De man heeft het verzoek bestreden.
De rechtbank heeft bij beschikking van 25 januari 2005 het verzoek om een bijdrage in de kosten van verzorging en opvoeding van de minderjarige afgewezen.
Tegen deze beschikking heeft de vrouw hoger beroep ingesteld bij het gerechtshof te 's-Gravenhage.
Bij beschikking van 27 juli 2005 heeft het hof de bestreden beschikking vernietigd, de door de man aan de vrouw te betalen kinderalimentatie met ingang van 4 juni 2004 op € 100,-- per maand bepaald, de beschikking uitvoerbaar bij voorraad verklaard en het meer of anders verzochte afgewezen.
De beschikking van het hof is aan deze beschikking gehecht.
2. Het geding in cassatie
Tegen de beschikking van het hof heeft de man beroep in cassatie ingesteld. Het cassatierekest is aan deze beschikking gehecht en maakt daarvan deel uit.
De vrouw heeft verzocht het beroep te verwerpen.
De conclusie van de Advocaat-Generaal L.A.D. Keus strekt tot verwerping van het beroep.
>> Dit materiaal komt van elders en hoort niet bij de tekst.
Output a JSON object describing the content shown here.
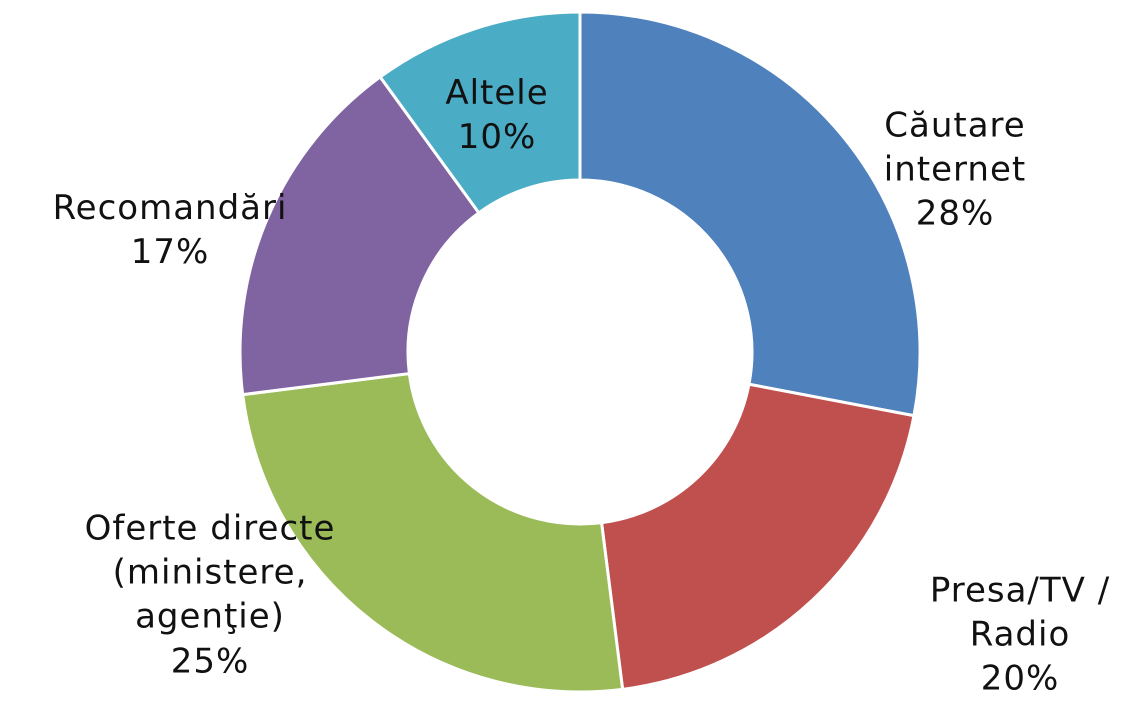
{
  "chart_data": {
    "type": "donut",
    "categories": [
      "Căutare internet",
      "Presa/TV / Radio",
      "Oferte directe (ministere, agenţie)",
      "Recomandări",
      "Altele"
    ],
    "values": [
      28,
      20,
      25,
      17,
      10
    ],
    "value_labels": [
      "28%",
      "20%",
      "25%",
      "17%",
      "10%"
    ],
    "colors": [
      "#4f81bd",
      "#c0504d",
      "#9bbb59",
      "#8064a2",
      "#4bacc6"
    ]
  }
}
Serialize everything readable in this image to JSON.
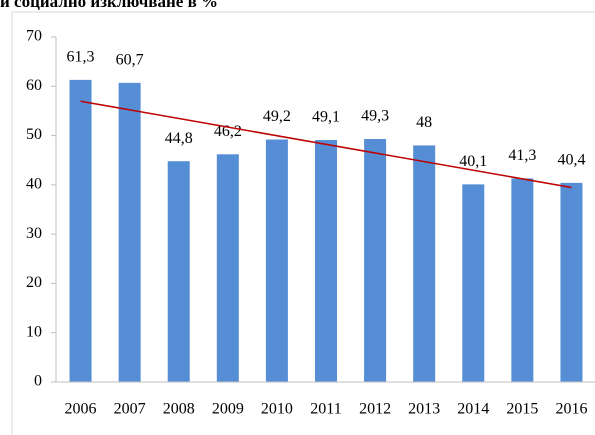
{
  "chart_data": {
    "type": "bar",
    "title": "и социално изключване в %",
    "categories": [
      "2006",
      "2007",
      "2008",
      "2009",
      "2010",
      "2011",
      "2012",
      "2013",
      "2014",
      "2015",
      "2016"
    ],
    "values": [
      61.3,
      60.7,
      44.8,
      46.2,
      49.2,
      49.1,
      49.3,
      48,
      40.1,
      41.3,
      40.4
    ],
    "value_labels": [
      "61,3",
      "60,7",
      "44,8",
      "46,2",
      "49,2",
      "49,1",
      "49,3",
      "48",
      "40,1",
      "41,3",
      "40,4"
    ],
    "color": "#558ed5",
    "ylim": [
      0,
      70
    ],
    "yticks": [
      0,
      10,
      20,
      30,
      40,
      50,
      60,
      70
    ],
    "grid": false,
    "trendline": {
      "color": "#c00000",
      "values": [
        56.97,
        39.47
      ]
    }
  }
}
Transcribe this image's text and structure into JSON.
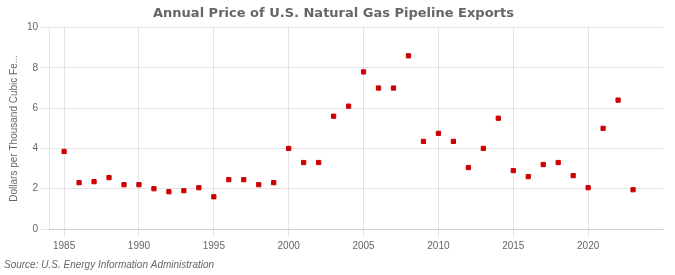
{
  "chart_data": {
    "type": "scatter",
    "title": "Annual Price of U.S. Natural Gas Pipeline Exports",
    "ylabel": "Dollars per Thousand Cubic Fe...",
    "annotation": "Source: U.S. Energy Information Administration",
    "x": [
      1985,
      1986,
      1987,
      1988,
      1989,
      1990,
      1991,
      1992,
      1993,
      1994,
      1995,
      1996,
      1997,
      1998,
      1999,
      2000,
      2001,
      2002,
      2003,
      2004,
      2005,
      2006,
      2007,
      2008,
      2009,
      2010,
      2011,
      2012,
      2013,
      2014,
      2015,
      2016,
      2017,
      2018,
      2019,
      2020,
      2021,
      2022,
      2023
    ],
    "values": [
      3.85,
      2.3,
      2.35,
      2.55,
      2.2,
      2.2,
      2.0,
      1.85,
      1.9,
      2.05,
      1.6,
      2.45,
      2.45,
      2.2,
      2.3,
      4.0,
      3.3,
      3.3,
      5.6,
      6.1,
      7.8,
      7.0,
      7.0,
      8.6,
      4.35,
      4.75,
      4.35,
      3.05,
      4.0,
      5.5,
      2.9,
      2.6,
      3.2,
      3.3,
      2.65,
      2.05,
      5.0,
      6.4,
      1.95
    ],
    "color": "#cc0000",
    "marker": "square",
    "line_style": "none",
    "xlim": [
      1984,
      2025
    ],
    "xticks": [
      1985,
      1990,
      1995,
      2000,
      2005,
      2010,
      2015,
      2020
    ],
    "ylim": [
      0,
      10
    ],
    "yticks": [
      0,
      2,
      4,
      6,
      8,
      10
    ],
    "grid": true
  }
}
3. Beoordeling van de middelen
De in de middelen aangevoerde klachten kunnen niet tot cassatie leiden. Zulks behoeft, gezien art. 81 RO, geen nadere motivering nu de klachten niet nopen tot beantwoording van rechtsvragen in het belang van de rechtseenheid of de rechtsontwikkeling.
4. Beslissing
De Hoge Raad verwerpt het beroep.
Deze beschikking is gegeven door de vice-president D.H. Beukenhorst als voorzitter en de raadsheren E.J. Numann, W.A.M. van Schendel, F.B. Bakels en W.D.H. Asser, en in het openbaar uitgesproken door de raadsheer E.J. Numann op 22 september 2006.